In democracies, "the tyranny of majorities is a greater evil than the oppression of minorities in narrow systems." In that vein, public opinion could become law, making the system liable to "popular impulses" and prejudice. The political party system increases the likelihood of this situation because "when a party rules, the people do not rule, but merely such a portion of the people as can manage to get control of the party".
Cooper claims that
whenever the government of the United States shall break up, it will probably be in consequence of a false direction having been given to publick opinion. This is the weak point of our defenses, and the part to which the enemies of the system will direct all their attacks. Opinion can be so perverted as to cause the false to seem true; the enemy, a friend, and the friend, an enemy; the best interests of the nation to appear insignificant and trifle of moment; in a word, the right the wrong and the wrong the right.

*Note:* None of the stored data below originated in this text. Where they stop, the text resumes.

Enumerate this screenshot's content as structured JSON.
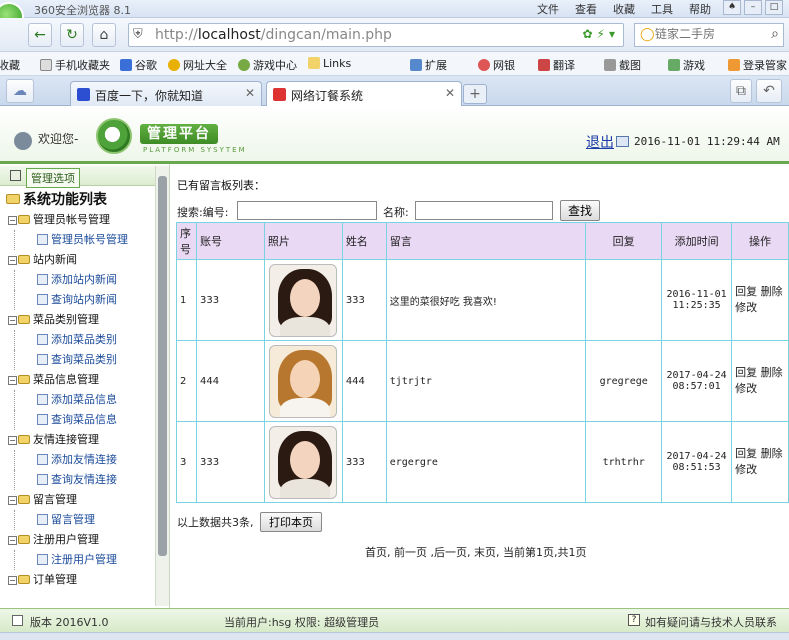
{
  "browser": {
    "app_title": "360安全浏览器 8.1",
    "menus": [
      "文件",
      "查看",
      "收藏",
      "工具",
      "帮助"
    ],
    "url_host": "localhost",
    "url_path": "/dingcan/main.php",
    "url_scheme": "http://",
    "search_placeholder": "链家二手房",
    "favorites": [
      "收藏",
      "手机收藏夹",
      "谷歌",
      "网址大全",
      "游戏中心",
      "Links",
      "扩展",
      "网银",
      "翻译",
      "截图",
      "游戏",
      "登录管家"
    ],
    "tabs": [
      {
        "title": "百度一下，你就知道",
        "active": false
      },
      {
        "title": "网络订餐系统",
        "active": true
      }
    ]
  },
  "header": {
    "welcome": "欢迎您-",
    "title": "管理平台",
    "subtitle": "PLATFORM SYSYTEM",
    "logout": "退出",
    "datetime": "2016-11-01 11:29:44 AM"
  },
  "sidebar": {
    "header_label": "管理选项",
    "root": "系统功能列表",
    "groups": [
      {
        "label": "管理员帐号管理",
        "items": [
          "管理员帐号管理"
        ]
      },
      {
        "label": "站内新闻",
        "items": [
          "添加站内新闻",
          "查询站内新闻"
        ]
      },
      {
        "label": "菜品类别管理",
        "items": [
          "添加菜品类别",
          "查询菜品类别"
        ]
      },
      {
        "label": "菜品信息管理",
        "items": [
          "添加菜品信息",
          "查询菜品信息"
        ]
      },
      {
        "label": "友情连接管理",
        "items": [
          "添加友情连接",
          "查询友情连接"
        ]
      },
      {
        "label": "留言管理",
        "items": [
          "留言管理"
        ]
      },
      {
        "label": "注册用户管理",
        "items": [
          "注册用户管理"
        ]
      },
      {
        "label": "订单管理",
        "items": []
      }
    ]
  },
  "main": {
    "list_title": "已有留言板列表：",
    "search": {
      "label_id": "搜索:编号:",
      "label_name": "名称:",
      "button": "查找",
      "id_value": "",
      "name_value": ""
    },
    "columns": [
      "序号",
      "账号",
      "照片",
      "姓名",
      "留言",
      "回复",
      "添加时间",
      "操作"
    ],
    "rows": [
      {
        "no": "1",
        "account": "333",
        "name": "333",
        "message": "这里的菜很好吃 我喜欢!",
        "reply": "",
        "date": "2016-11-01",
        "time": "11:25:35",
        "photo": "female"
      },
      {
        "no": "2",
        "account": "444",
        "name": "444",
        "message": "tjtrjtr",
        "reply": "gregrege",
        "date": "2017-04-24",
        "time": "08:57:01",
        "photo": "male"
      },
      {
        "no": "3",
        "account": "333",
        "name": "333",
        "message": "ergergre",
        "reply": "trhtrhr",
        "date": "2017-04-24",
        "time": "08:51:53",
        "photo": "female"
      }
    ],
    "ops": {
      "reply": "回复",
      "delete": "删除",
      "edit": "修改"
    },
    "summary": "以上数据共3条,",
    "print_button": "打印本页",
    "pager": "首页, 前一页 ,后一页, 末页, 当前第1页,共1页"
  },
  "status": {
    "version": "版本 2016V1.0",
    "current_user": "当前用户:hsg 权限: 超级管理员",
    "help": "如有疑问请与技术人员联系"
  },
  "colors": {
    "accent_green": "#6aa84f",
    "table_border": "#79d3e3",
    "table_header_bg": "#ead9f5"
  }
}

Public opinion is the gateway to the other potential destroyers of democracy – the press and the demagogue – because it can be taken advantage of if the public is not critical.
In the end, he argues,
the habit of seeing the publick rule, is gradually accustoming the American mind to an interference with private rights that is slowly undermining the individuality of the national character. There is getting to be so much publick right, that private right is overshadowed and lost. A danger exists that the ends of liberty will be forgotten altogether in the means.

The demagogue

In the U.S., Cooper argues that the most dangerous abuse of the government is taking advantage of the citizens to gain or maintain authority. Consequently, Cooper disparages the demagogue and political manager who pursue their own interest "by affecting a deep devotion to the interests of the people" and by "put the people before the constitution and the laws in face of the obvious truth that people have paced the laws before themselves."